The system is built to enforce a strict separation between chain planning and execution, supporting transparent ablation and extensibility via new soccer tools.
Experimental Evaluation
Benchmarking and Baselines
Evaluations are conducted on SoccerBench, comparing SoccerAgent to 11 strong baselines, including state-of-the-art commercial MLLMs (e.g., GPT-4o, Claude 3.7 Sonnet, Gemini 2.0 Flash, Gemini 2.5 Pro) and open-source MLLMs (DeepSeek-v3, DeepSeek-R1, Qwen2.5-VL, LLaVA-OneVision, VideoLLaMA3, etc.). All systems are tested in a standardized multi-choice setting.
Main Results
- Performance Superiority: SoccerAgent achieves highest accuracy in text QA (85.0%) and video QA (73.3%), outperforming all baselines, including commercial offerings, even when not provided with multi-choice options during reasoning.
- Strong Soccer-Specific Reasoning: SoccerAgent excels in background knowledge QA and action classification, categories that require explicit soccer domain knowledge and contextual reasoning.
- Challenging Benchmark: Task-level performance of most baselines remains modest (often below 60%), indicating the necessity and complexity of both SoccerBench and the knowledge-driven approach instantiated by SoccerAgent.
Ablation Analysis
- Robustness to Prompts: Ablations demonstrate that SoccerAgent’s accuracy in toolchain planning and execution is relatively invariant to the presence/absence of additional task descriptions and few-shot execution examples, especially in visual domains.
- Role of Descriptions: Access to detailed task definitions benefits the planning stage, while excessive demonstration examples can diminish image/video reasoning (potentially due to overfitting to exemplars rather than generalizing tool logic).
Qualitative Analysis
SoccerAgent exhibits sophisticated decompositional reasoning chains, context-driven tool invocation, and error-correction capabilities (e.g., dynamically revising tool use after initial missteps).

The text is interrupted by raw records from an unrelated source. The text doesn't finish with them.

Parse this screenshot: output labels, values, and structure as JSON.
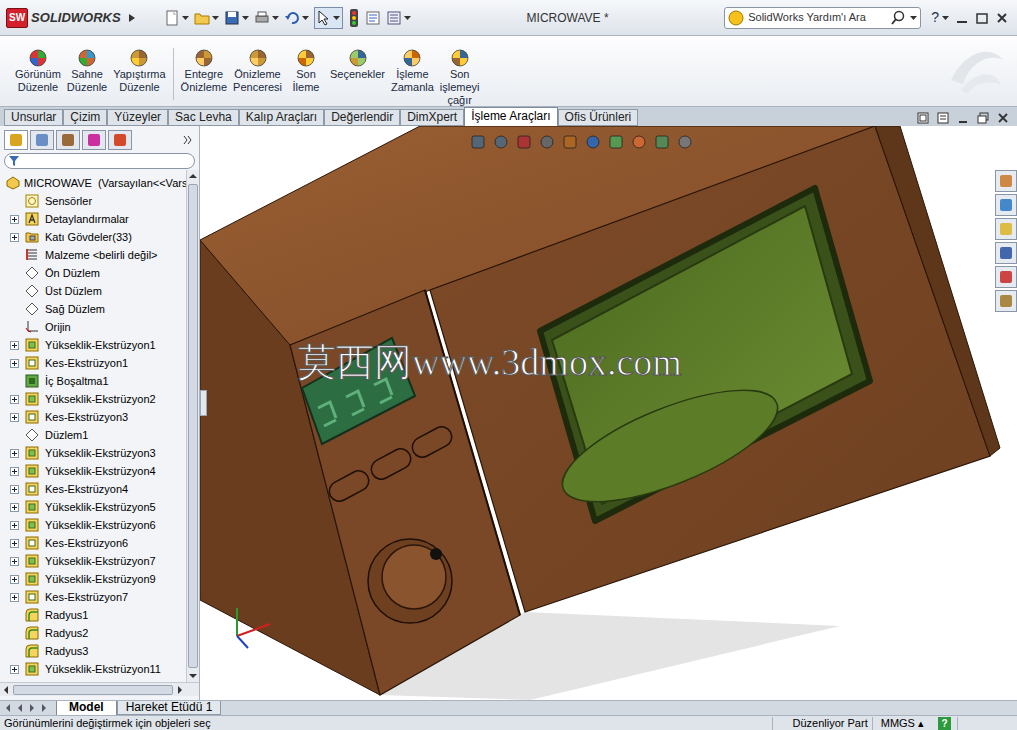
{
  "app": {
    "logo_mark": "SW",
    "logo": "SOLIDWORKS",
    "title": "MICROWAVE *",
    "help": "?"
  },
  "search": {
    "placeholder": "SolidWorks Yardım'ı Ara"
  },
  "ribbon": [
    {
      "lines": [
        "Görünüm",
        "Düzenle"
      ],
      "group": 1
    },
    {
      "lines": [
        "Sahne",
        "Düzenle"
      ],
      "group": 1
    },
    {
      "lines": [
        "Yapıştırma",
        "Düzenle"
      ],
      "group": 1
    },
    {
      "lines": [
        "Entegre",
        "Önizleme"
      ],
      "group": 2
    },
    {
      "lines": [
        "Önizleme",
        "Penceresi"
      ],
      "group": 2
    },
    {
      "lines": [
        "Son",
        "İleme"
      ],
      "group": 2
    },
    {
      "lines": [
        "Seçenekler"
      ],
      "group": 2
    },
    {
      "lines": [
        "İşleme",
        "Zamanla"
      ],
      "group": 2
    },
    {
      "lines": [
        "Son",
        "işlemeyi",
        "çağır"
      ],
      "group": 2
    }
  ],
  "tabs": [
    {
      "label": "Unsurlar",
      "selected": false
    },
    {
      "label": "Çizim",
      "selected": false
    },
    {
      "label": "Yüzeyler",
      "selected": false
    },
    {
      "label": "Sac Levha",
      "selected": false
    },
    {
      "label": "Kalıp Araçları",
      "selected": false
    },
    {
      "label": "Değerlendir",
      "selected": false
    },
    {
      "label": "DimXpert",
      "selected": false
    },
    {
      "label": "İşleme Araçları",
      "selected": true
    },
    {
      "label": "Ofis Ürünleri",
      "selected": false
    }
  ],
  "tree": {
    "root": "MICROWAVE  (Varsayılan<<Vars",
    "items": [
      {
        "label": "Sensörler",
        "kind": "sensor",
        "expandable": false
      },
      {
        "label": "Detaylandırmalar",
        "kind": "annotation",
        "expandable": true
      },
      {
        "label": "Katı Gövdeler(33)",
        "kind": "solids",
        "expandable": true
      },
      {
        "label": "Malzeme <belirli değil>",
        "kind": "material",
        "expandable": false
      },
      {
        "label": "Ön Düzlem",
        "kind": "plane",
        "expandable": false
      },
      {
        "label": "Üst Düzlem",
        "kind": "plane",
        "expandable": false
      },
      {
        "label": "Sağ Düzlem",
        "kind": "plane",
        "expandable": false
      },
      {
        "label": "Orijin",
        "kind": "origin",
        "expandable": false
      },
      {
        "label": "Yükseklik-Ekstrüzyon1",
        "kind": "extrude",
        "expandable": true
      },
      {
        "label": "Kes-Ekstrüzyon1",
        "kind": "cut",
        "expandable": true
      },
      {
        "label": "İç Boşaltma1",
        "kind": "shell",
        "expandable": false
      },
      {
        "label": "Yükseklik-Ekstrüzyon2",
        "kind": "extrude",
        "expandable": true
      },
      {
        "label": "Kes-Ekstrüzyon3",
        "kind": "cut",
        "expandable": true
      },
      {
        "label": "Düzlem1",
        "kind": "plane",
        "expandable": false
      },
      {
        "label": "Yükseklik-Ekstrüzyon3",
        "kind": "extrude",
        "expandable": true
      },
      {
        "label": "Yükseklik-Ekstrüzyon4",
        "kind": "extrude",
        "expandable": true
      },
      {
        "label": "Kes-Ekstrüzyon4",
        "kind": "cut",
        "expandable": true
      },
      {
        "label": "Yükseklik-Ekstrüzyon5",
        "kind": "extrude",
        "expandable": true
      },
      {
        "label": "Yükseklik-Ekstrüzyon6",
        "kind": "extrude",
        "expandable": true
      },
      {
        "label": "Kes-Ekstrüzyon6",
        "kind": "cut",
        "expandable": true
      },
      {
        "label": "Yükseklik-Ekstrüzyon7",
        "kind": "extrude",
        "expandable": true
      },
      {
        "label": "Yükseklik-Ekstrüzyon9",
        "kind": "extrude",
        "expandable": true
      },
      {
        "label": "Kes-Ekstrüzyon7",
        "kind": "cut",
        "expandable": true
      },
      {
        "label": "Radyus1",
        "kind": "fillet",
        "expandable": false
      },
      {
        "label": "Radyus2",
        "kind": "fillet",
        "expandable": false
      },
      {
        "label": "Radyus3",
        "kind": "fillet",
        "expandable": false
      },
      {
        "label": "Yükseklik-Ekstrüzyon11",
        "kind": "extrude",
        "expandable": true
      }
    ]
  },
  "watermark": "莫西网www.3dmox.com",
  "bottom_tabs": [
    {
      "label": "Model",
      "selected": true
    },
    {
      "label": "Hareket Etüdü 1",
      "selected": false
    }
  ],
  "status_bar": {
    "message": "Görünümlerini değiştirmek için objeleri seç",
    "mode": "Düzenliyor Part",
    "units": "MMGS ▴",
    "help": "?"
  }
}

Implications and Future Directions
This work delivers a standardized, extensible framework for soccer understanding tasks, emphasizing:
- The necessity of multimodal, up-to-date, and richly annotated domain knowledge for long-horizon, knowledge-intensive reasoning in specialized domains.
- The clear advantage of integrating multi-agent, tool-centric architectures over monolithic MLLMs for real-world task coverage and generalization.

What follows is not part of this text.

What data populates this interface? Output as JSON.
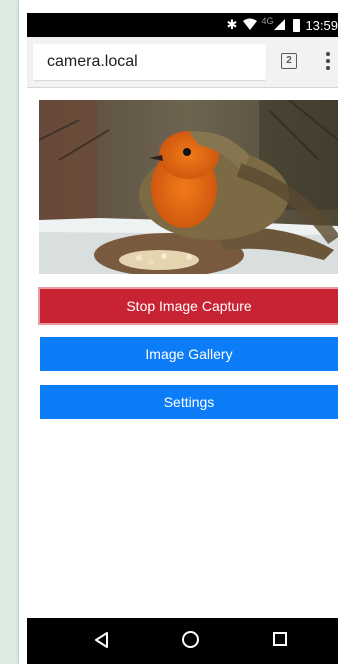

- The establishment of SoccerBench and SoccerWiki as foundational resources, enabling the quantitative evaluation and continuous development of soccer intelligence systems.

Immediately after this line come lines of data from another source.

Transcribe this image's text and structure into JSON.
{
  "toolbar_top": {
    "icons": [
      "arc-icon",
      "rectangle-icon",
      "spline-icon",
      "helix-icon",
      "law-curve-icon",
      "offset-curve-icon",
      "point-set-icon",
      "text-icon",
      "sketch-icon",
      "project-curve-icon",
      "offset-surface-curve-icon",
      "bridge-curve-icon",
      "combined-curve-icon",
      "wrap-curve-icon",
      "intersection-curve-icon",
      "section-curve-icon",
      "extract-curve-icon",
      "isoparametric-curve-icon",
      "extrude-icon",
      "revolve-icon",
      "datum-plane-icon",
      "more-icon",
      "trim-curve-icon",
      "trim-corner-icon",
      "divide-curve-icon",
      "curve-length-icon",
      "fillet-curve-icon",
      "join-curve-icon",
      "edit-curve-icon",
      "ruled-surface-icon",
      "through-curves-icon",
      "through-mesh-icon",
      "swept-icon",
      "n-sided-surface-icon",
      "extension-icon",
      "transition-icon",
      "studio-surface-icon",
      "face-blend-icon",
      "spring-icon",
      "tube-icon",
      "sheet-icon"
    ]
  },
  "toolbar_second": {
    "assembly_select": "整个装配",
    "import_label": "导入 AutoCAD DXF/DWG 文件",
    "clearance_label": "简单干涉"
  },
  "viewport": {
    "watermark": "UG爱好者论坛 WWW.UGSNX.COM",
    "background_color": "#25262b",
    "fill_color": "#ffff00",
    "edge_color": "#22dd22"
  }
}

Practical implications include benchmarking, ablation, error analysis, and the potential for transfer to other knowledge-driven sports domains or general video understanding. Future research may focus on expanding SoccerWiki to additional leagues or modalities, integrating online data streams for dynamic updates, and refining agent communication protocols for more advanced collaborative reasoning. The agentic design pattern also anticipates future advances in compositional neural-symbolic or LLM-based planning systems.
Conclusion
The presented framework systematically advances comprehensive AI-driven soccer understanding by unifying knowledge integration, modular agentic reasoning, and robust evaluation. SoccerWiki and SoccerBench supply irreplaceable testbeds for benchmarking both perception and knowledge reasoning. SoccerAgent’s modular multi-agent approach sets a new standard for soccer analysis and by extension for knowledge-intensive, task-compositional multimodal understanding. This paradigm is likely to stimulate further research in agent-based systems, sports analytics, and general multimodal QA.